Читаем Только позови полностью

Увольнительная на сутки у Лэндерса была законная, поскольку он прошел полное обследование у хирурга. Подписана она была Карреном, но с согласия Хогана. Лэндерсу ничего не нужно делать, сказал Каррен, только ждать, пока нога заживет. Месяц или полтора ему придется побыть в гипсе. По его мнению, в лодыжке восстановится полная подвижность. Может быть, какое-то время нога будет причинять некоторое неудобство, но кости срастутся хорошо, он в этом уверен. Лэндерсу вовсе не обязательно торчать в госпитале, надо только быть при утреннем обходе. А с увольнительной на ночь и это не обязательно. Когда снимут гипс, он пройдет еще курс лечения до полного восстановления конечности. Так что месяца три Лэндерсу вообще нечего делать, кроме как весело проводить время. «А в Люксоре есть, где весело провести время», — добавил Каррен, подмигивая.

Что верно, то верно. И все-таки Лэндерс не знал, радоваться ему или нет, когда зашла речь об увольнительных. И причиной тому был радужный прогноз подполковника Каррена насчет его ноги. Даже в самый страшный момент, когда Лэндерс в первый раз увидел свою жалкую, изувеченную ногу, где-то в дальнем уголке его сознания зашевелилась хитроумно — расчетливая мыслишка: «Господи, да с такой ногой — разве они имеют право послать меня снова в строй? Обязаны демобилизовать!» Он вспомнил свой разговор со Стрейнджем, и тот тоже высказал надежду, что его отчислят вчистую. Теперь жизнерадостная уверенность Каррена исключала такую возможность. Поэтому Лэндерс испытывал двойственное чувство, когда с увольнительной в кармане он вывалился из огромных дверей центрального здания к цепочке такси, чтобы ехать в город. Внутри у него кипело раздражение, и одна половина его существа кляла другую за низкую расчетливость.

Лэндерс знал только два места в Люксоре, куда стоило заглянуть. Он наслышался о них от ребят из своей роты, с которыми он за эти дни не раз виделся в госпитальном буфете. Одно было отель «Клэридж» на Северной Мейн-стрит, другое — «Пибоди», на Юнион-авеню.

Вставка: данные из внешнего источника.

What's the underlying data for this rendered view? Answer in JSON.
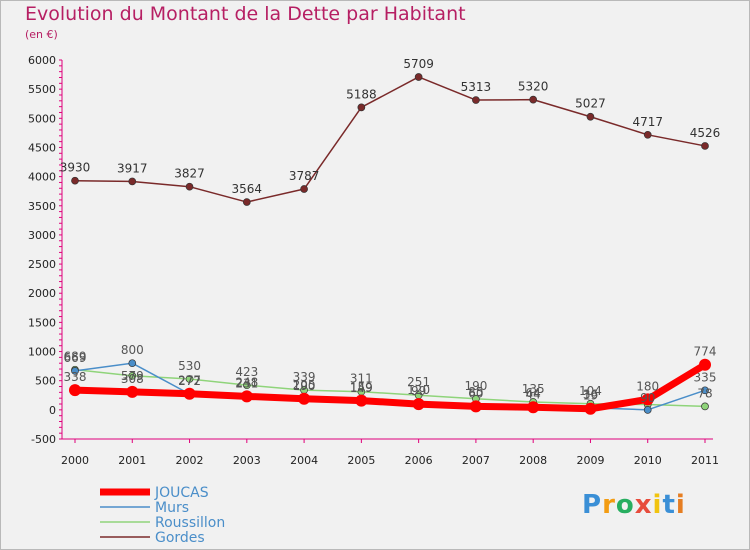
{
  "title": "Evolution du Montant de la Dette par Habitant",
  "unit": "(en €)",
  "logo": {
    "text": "Proxiti",
    "letters": [
      "P",
      "r",
      "o",
      "x",
      "i",
      "t",
      "i"
    ],
    "letter_colors": [
      "#3a8fd6",
      "#f39c12",
      "#27ae60",
      "#e74c3c",
      "#f1c40f",
      "#3a8fd6",
      "#e67e22"
    ]
  },
  "chart_data": {
    "type": "line",
    "categories": [
      "2000",
      "2001",
      "2002",
      "2003",
      "2004",
      "2005",
      "2006",
      "2007",
      "2008",
      "2009",
      "2010",
      "2011"
    ],
    "ylim": [
      -500,
      6000
    ],
    "yticks": [
      -500,
      0,
      500,
      1000,
      1500,
      2000,
      2500,
      3000,
      3500,
      4000,
      4500,
      5000,
      5500,
      6000
    ],
    "grid": false,
    "legend_position": "bottom-left",
    "series": [
      {
        "name": "Gordes",
        "color": "#7a2a2a",
        "width": 1.5,
        "values": [
          3930,
          3917,
          3827,
          3564,
          3787,
          5188,
          5709,
          5313,
          5320,
          5027,
          4717,
          4526
        ],
        "labels": [
          "3930",
          "3917",
          "3827",
          "3564",
          "3787",
          "5188",
          "5709",
          "5313",
          "5320",
          "5027",
          "4717",
          "4526"
        ]
      },
      {
        "name": "Roussillon",
        "color": "#8fd47a",
        "width": 1.5,
        "values": [
          689,
          584,
          530,
          423,
          339,
          311,
          251,
          190,
          135,
          104,
          92,
          59
        ],
        "labels": [
          "689",
          "",
          "530",
          "423",
          "339",
          "311",
          "251",
          "190",
          "135",
          "104",
          "",
          ""
        ]
      },
      {
        "name": "Murs",
        "color": "#4a8ec9",
        "width": 1.5,
        "values": [
          669,
          800,
          272,
          248,
          205,
          149,
          120,
          85,
          64,
          36,
          0,
          335
        ],
        "labels": [
          "669",
          "800",
          "272",
          "248",
          "205",
          "149",
          "120",
          "85",
          "64",
          "36",
          "",
          "335"
        ]
      },
      {
        "name": "JOUCAS",
        "color": "#ff0000",
        "width": 7,
        "values": [
          338,
          308,
          277,
          231,
          190,
          159,
          99,
          60,
          44,
          19,
          180,
          774
        ],
        "labels": [
          "338",
          "308",
          "277",
          "231",
          "190",
          "159",
          "99",
          "60",
          "44",
          "19",
          "180",
          "774"
        ]
      }
    ],
    "extra_labels": [
      "579",
      "90",
      "78"
    ]
  }
}
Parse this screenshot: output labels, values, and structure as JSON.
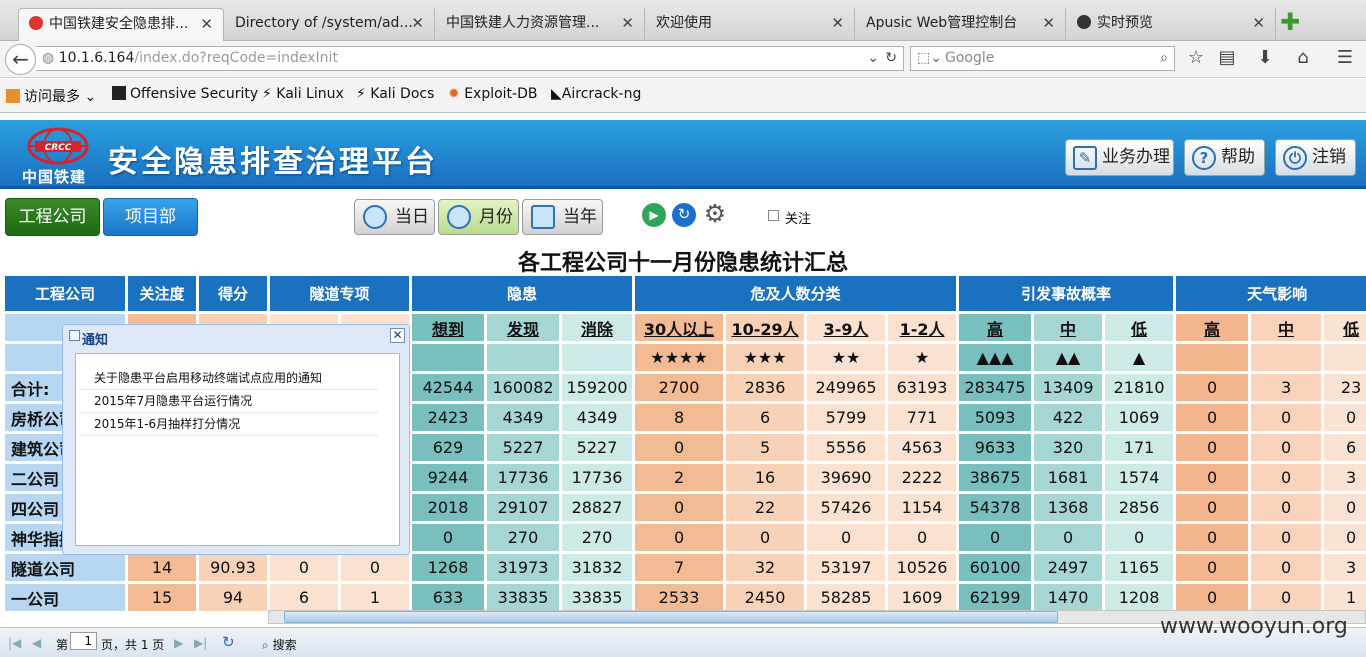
{
  "browser": {
    "tabs": [
      {
        "label": "中国铁建安全隐患排..."
      },
      {
        "label": "Directory of /system/ad..."
      },
      {
        "label": "中国铁建人力资源管理..."
      },
      {
        "label": "欢迎使用"
      },
      {
        "label": "Apusic Web管理控制台"
      },
      {
        "label": "实时预览"
      }
    ],
    "url_host": "10.1.6.164",
    "url_path": "/index.do?reqCode=indexInit",
    "search_placeholder": "Google",
    "bookmarks": [
      "访问最多",
      "Offensive Security",
      "Kali Linux",
      "Kali Docs",
      "Exploit-DB",
      "Aircrack-ng"
    ]
  },
  "app": {
    "logo_text": "中国铁建",
    "title": "安全隐患排查治理平台",
    "header_buttons": {
      "business": "业务办理",
      "help": "帮助",
      "logout": "注销"
    }
  },
  "toolbar": {
    "company_tab": "工程公司",
    "project_tab": "项目部",
    "period_day": "当日",
    "period_month": "月份",
    "period_year": "当年",
    "follow_label": "关注"
  },
  "report": {
    "title": "各工程公司十一月份隐患统计汇总",
    "groups": [
      "工程公司",
      "关注度",
      "得分",
      "隧道专项",
      "隐患",
      "危及人数分类",
      "引发事故概率",
      "天气影响"
    ],
    "sub_hidden": [
      "想到",
      "发现",
      "消除"
    ],
    "sub_people": [
      "30人以上",
      "10-29人",
      "3-9人",
      "1-2人"
    ],
    "sub_prob": [
      "高",
      "中",
      "低"
    ],
    "sub_weather": [
      "高",
      "中",
      "低"
    ],
    "people_stars": [
      "★★★★",
      "★★★",
      "★★",
      "★"
    ],
    "prob_marks": [
      "▲▲▲",
      "▲▲",
      "▲"
    ],
    "rows": [
      {
        "name": "合计:",
        "cells": [
          "",
          "",
          "",
          "",
          "42544",
          "160082",
          "159200",
          "2700",
          "2836",
          "249965",
          "63193",
          "283475",
          "13409",
          "21810",
          "0",
          "3",
          "23"
        ]
      },
      {
        "name": "房桥公司",
        "cells": [
          "",
          "",
          "",
          "",
          "2423",
          "4349",
          "4349",
          "8",
          "6",
          "5799",
          "771",
          "5093",
          "422",
          "1069",
          "0",
          "0",
          "0"
        ]
      },
      {
        "name": "建筑公司",
        "cells": [
          "",
          "",
          "",
          "",
          "629",
          "5227",
          "5227",
          "0",
          "5",
          "5556",
          "4563",
          "9633",
          "320",
          "171",
          "0",
          "0",
          "6"
        ]
      },
      {
        "name": "二公司",
        "cells": [
          "",
          "",
          "",
          "",
          "9244",
          "17736",
          "17736",
          "2",
          "16",
          "39690",
          "2222",
          "38675",
          "1681",
          "1574",
          "0",
          "0",
          "3"
        ]
      },
      {
        "name": "四公司",
        "cells": [
          "",
          "",
          "",
          "",
          "2018",
          "29107",
          "28827",
          "0",
          "22",
          "57426",
          "1154",
          "54378",
          "1368",
          "2856",
          "0",
          "0",
          "0"
        ]
      },
      {
        "name": "神华指挥",
        "cells": [
          "",
          "",
          "",
          "",
          "0",
          "270",
          "270",
          "0",
          "0",
          "0",
          "0",
          "0",
          "0",
          "0",
          "0",
          "0",
          "0"
        ]
      },
      {
        "name": "隧道公司",
        "cells": [
          "14",
          "90.93",
          "0",
          "0",
          "1268",
          "31973",
          "31832",
          "7",
          "32",
          "53197",
          "10526",
          "60100",
          "2497",
          "1165",
          "0",
          "0",
          "3"
        ]
      },
      {
        "name": "一公司",
        "cells": [
          "15",
          "94",
          "6",
          "1",
          "633",
          "33835",
          "33835",
          "2533",
          "2450",
          "58285",
          "1609",
          "62199",
          "1470",
          "1208",
          "0",
          "0",
          "1"
        ]
      }
    ]
  },
  "notice": {
    "title": "通知",
    "items": [
      "关于隐患平台启用移动终端试点应用的通知",
      "2015年7月隐患平台运行情况",
      "2015年1-6月抽样打分情况"
    ]
  },
  "pager": {
    "page_prefix": "第",
    "page_value": "1",
    "page_suffix": "页，共 1 页",
    "search": "搜索"
  },
  "watermark": "www.wooyun.org"
}
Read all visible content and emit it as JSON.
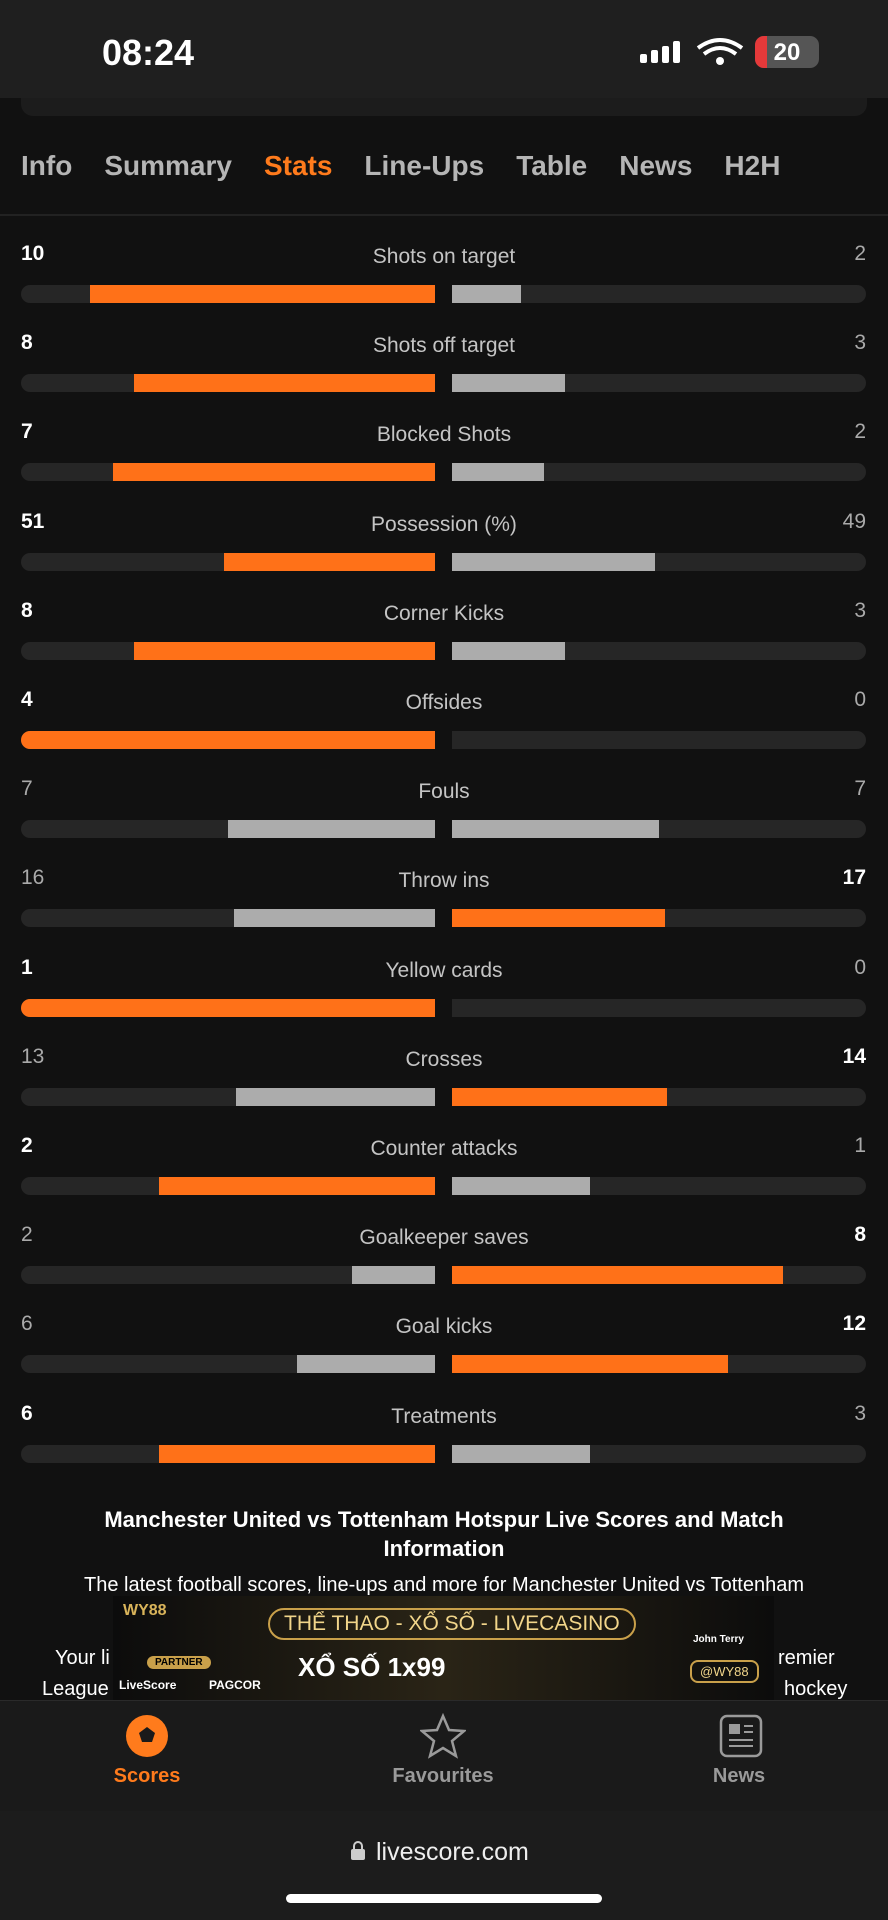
{
  "status_bar": {
    "time": "08:24",
    "battery": "20"
  },
  "tabs": [
    "Info",
    "Summary",
    "Stats",
    "Line-Ups",
    "Table",
    "News",
    "H2H"
  ],
  "active_tab": "Stats",
  "stats": [
    {
      "name": "Shots on target",
      "home": 10,
      "away": 2
    },
    {
      "name": "Shots off target",
      "home": 8,
      "away": 3
    },
    {
      "name": "Blocked Shots",
      "home": 7,
      "away": 2
    },
    {
      "name": "Possession (%)",
      "home": 51,
      "away": 49
    },
    {
      "name": "Corner Kicks",
      "home": 8,
      "away": 3
    },
    {
      "name": "Offsides",
      "home": 4,
      "away": 0
    },
    {
      "name": "Fouls",
      "home": 7,
      "away": 7
    },
    {
      "name": "Throw ins",
      "home": 16,
      "away": 17
    },
    {
      "name": "Yellow cards",
      "home": 1,
      "away": 0
    },
    {
      "name": "Crosses",
      "home": 13,
      "away": 14
    },
    {
      "name": "Counter attacks",
      "home": 2,
      "away": 1
    },
    {
      "name": "Goalkeeper saves",
      "home": 2,
      "away": 8
    },
    {
      "name": "Goal kicks",
      "home": 6,
      "away": 12
    },
    {
      "name": "Treatments",
      "home": 6,
      "away": 3
    }
  ],
  "info": {
    "title": "Manchester United vs Tottenham Hotspur Live Scores and Match Information",
    "line1": "The latest football scores, line-ups and more for Manchester United vs Tottenham",
    "fragments": [
      "Your li",
      "remier",
      "League",
      "hockey"
    ]
  },
  "ad": {
    "brand": "WY88",
    "headline": "THỂ THAO - XỔ SỐ - LIVECASINO",
    "badge": "PARTNER",
    "promo": "XỔ SỐ 1x99",
    "partners": [
      "LiveScore",
      "PAGCOR"
    ],
    "person": "John Terry",
    "handle": "@WY88"
  },
  "nav": [
    "Scores",
    "Favourites",
    "News"
  ],
  "active_nav": "Scores",
  "url": "livescore.com"
}
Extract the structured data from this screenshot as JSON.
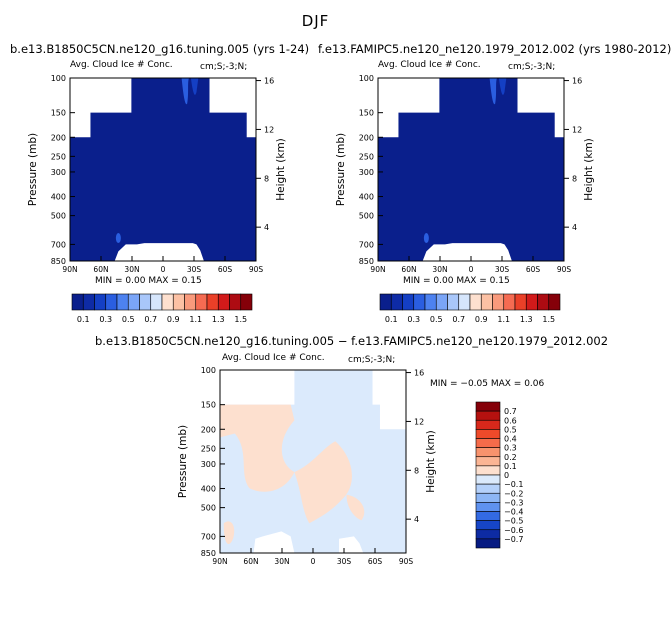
{
  "figure": {
    "title": "DJF",
    "panels": [
      {
        "run_title": "b.e13.B1850C5CN.ne120_g16.tuning.005 (yrs 1-24)",
        "left_string": "Avg. Cloud Ice # Conc.",
        "right_string": "cm;S;-3;N;",
        "ylabel": "Pressure (mb)",
        "rlabel": "Height (km)",
        "stats": "MIN =    0.00   MAX =    0.15"
      },
      {
        "run_title": "f.e13.FAMIPC5.ne120_ne120.1979_2012.002 (yrs 1980-2012)",
        "left_string": "Avg. Cloud Ice # Conc.",
        "right_string": "cm;S;-3;N;",
        "ylabel": "Pressure (mb)",
        "rlabel": "Height (km)",
        "stats": "MIN =    0.00   MAX =    0.15"
      },
      {
        "run_title": "b.e13.B1850C5CN.ne120_g16.tuning.005 − f.e13.FAMIPC5.ne120_ne120.1979_2012.002",
        "left_string": "Avg. Cloud Ice # Conc.",
        "right_string": "cm;S;-3;N;",
        "ylabel": "Pressure (mb)",
        "rlabel": "Height (km)",
        "stats": "MIN =  −0.05   MAX =    0.06"
      }
    ]
  },
  "chart_data": [
    {
      "type": "heatmap",
      "title": "b.e13.B1850C5CN.ne120_g16.tuning.005 (yrs 1-24)",
      "xlabel": "",
      "ylabel": "Pressure (mb)",
      "y2label": "Height (km)",
      "x_ticks": [
        "90N",
        "60N",
        "30N",
        "0",
        "30S",
        "60S",
        "90S"
      ],
      "y_ticks": [
        100,
        150,
        200,
        250,
        300,
        400,
        500,
        700,
        850
      ],
      "y2_ticks": [
        4,
        8,
        12,
        16
      ],
      "ylim": [
        850,
        100
      ],
      "min": 0.0,
      "max": 0.15,
      "colorbar_labels": [
        "0.1",
        "0.3",
        "0.5",
        "0.7",
        "0.9",
        "1.1",
        "1.3",
        "1.5"
      ],
      "colors": [
        "#0a1f8c",
        "#0e2ba6",
        "#143fc4",
        "#2a5ee0",
        "#4d82f0",
        "#7aa5f7",
        "#a9c7fa",
        "#d6e6fc",
        "#fde0cf",
        "#fcc1a4",
        "#f99a7c",
        "#f56b52",
        "#ea4028",
        "#d21a1a",
        "#ad0b12",
        "#850009"
      ]
    },
    {
      "type": "heatmap",
      "title": "f.e13.FAMIPC5.ne120_ne120.1979_2012.002 (yrs 1980-2012)",
      "xlabel": "",
      "ylabel": "Pressure (mb)",
      "y2label": "Height (km)",
      "x_ticks": [
        "90N",
        "60N",
        "30N",
        "0",
        "30S",
        "60S",
        "90S"
      ],
      "y_ticks": [
        100,
        150,
        200,
        250,
        300,
        400,
        500,
        700,
        850
      ],
      "y2_ticks": [
        4,
        8,
        12,
        16
      ],
      "ylim": [
        850,
        100
      ],
      "min": 0.0,
      "max": 0.15,
      "colorbar_labels": [
        "0.1",
        "0.3",
        "0.5",
        "0.7",
        "0.9",
        "1.1",
        "1.3",
        "1.5"
      ],
      "colors": [
        "#0a1f8c",
        "#0e2ba6",
        "#143fc4",
        "#2a5ee0",
        "#4d82f0",
        "#7aa5f7",
        "#a9c7fa",
        "#d6e6fc",
        "#fde0cf",
        "#fcc1a4",
        "#f99a7c",
        "#f56b52",
        "#ea4028",
        "#d21a1a",
        "#ad0b12",
        "#850009"
      ]
    },
    {
      "type": "heatmap",
      "title": "b.e13.B1850C5CN.ne120_g16.tuning.005 − f.e13.FAMIPC5.ne120_ne120.1979_2012.002",
      "xlabel": "",
      "ylabel": "Pressure (mb)",
      "y2label": "Height (km)",
      "x_ticks": [
        "90N",
        "60N",
        "30N",
        "0",
        "30S",
        "60S",
        "90S"
      ],
      "y_ticks": [
        100,
        150,
        200,
        250,
        300,
        400,
        500,
        700,
        850
      ],
      "y2_ticks": [
        4,
        8,
        12,
        16
      ],
      "ylim": [
        850,
        100
      ],
      "min": -0.05,
      "max": 0.06,
      "colorbar_labels": [
        "0.7",
        "0.6",
        "0.5",
        "0.4",
        "0.3",
        "0.2",
        "0.1",
        "0",
        "−0.1",
        "−0.2",
        "−0.3",
        "−0.4",
        "−0.5",
        "−0.6",
        "−0.7"
      ],
      "colors": [
        "#850009",
        "#b5110f",
        "#d8281b",
        "#ee4a2a",
        "#f56b4a",
        "#f8936d",
        "#fbb594",
        "#fde0cf",
        "#dbeafc",
        "#b5d1fa",
        "#8db6f5",
        "#5f92ef",
        "#336ae3",
        "#1645c7",
        "#0d2ba3",
        "#071b82"
      ]
    }
  ]
}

За те несколько дней, пока он бесцельно слонялся по огромному рекреационному корпусу или сидел со старыми товарищами, потягивая кофе и коктейли, Лэндерс понял, почему они изменились. Так изменились, что сделались чужими и он не узнал их с первого раза. Они просто отошли от шока. Все они получили ранения еще на Гуадалканале семь-восемь месяцев назад и не видели, что творилось на Нью-Джорджии. За эти месяцы они сумели стряхнуть с себя то особое душевное оцепенение, которое охватывает человека в бою и накатывается во сто, в тысячу крат сильнее, если ты серьезно ранен, рождая какую-то удивительную обескураживающую непосредственность и способность удивляться всякой новизне. Ни он, ни Стрейндж, ни Прелл еще не стряхнули с себя этого оцепенения. Поэтому он и не узнал ребят. Они отошли от шока и лишились этой наивности, непосредственности. Они перегорели, и у каждого на дно души выпал сероватый осадок, от которого несло едким запахом печной золы. Отец называл золу шлаком, и среди других мальчишеских обязанностей по дому всю долгую зиму в Индиане он должен был выгребать золу из поддувала, тащить на двор и сваливать в мусорную кучу. Они излечивались от ран, и лечение выжгло в них непосредственность, которую вселили им эти раны.

Те, кого должны были демобилизовать, уже отчислились и разъехались — повезло бедолагам, или, наоборот, не повезло. Тем, кто оставался, предстояло вернуться в действующую армию — в пехоту или еще куда. Они знали, что их ожидает. Это было написано у них на лицах. И именно они знали, где раздобыть виски — побольше и подешевле. И где раздобыть девочек, самых развеселых, самых лучших и недорогих. А при удаче и таких, которые гуляли, так сказать, из любви к искусству. Они-то, ухмыляясь, и подсказали Лэндерсу, куда податься — в бар в «Клэридже» или «Пибоди», если, конечно, у него есть деньги. С деньгами только туда и топать.

Деньги у Лэндерса были. Он не переписывался с родными, однако послал домой на свой счет накопленные за время службы 600 долларов из выплат по аттестату.

У других, само собой, денежки давно перевелись. Они растранжирили полученное за восемь или десять месяцев жалованье, залезли в аттестаты и теперь вынуждены были обходиться ежемесячным денежным довольствием без полевой надбавки. Им по карману были только дешевые забегаловки и пивные. Но ежели у тебя капитал, то лучше всего гулять в «Клэридже» или «Пибоди», говорили ему с бесстыдной ухмылкой.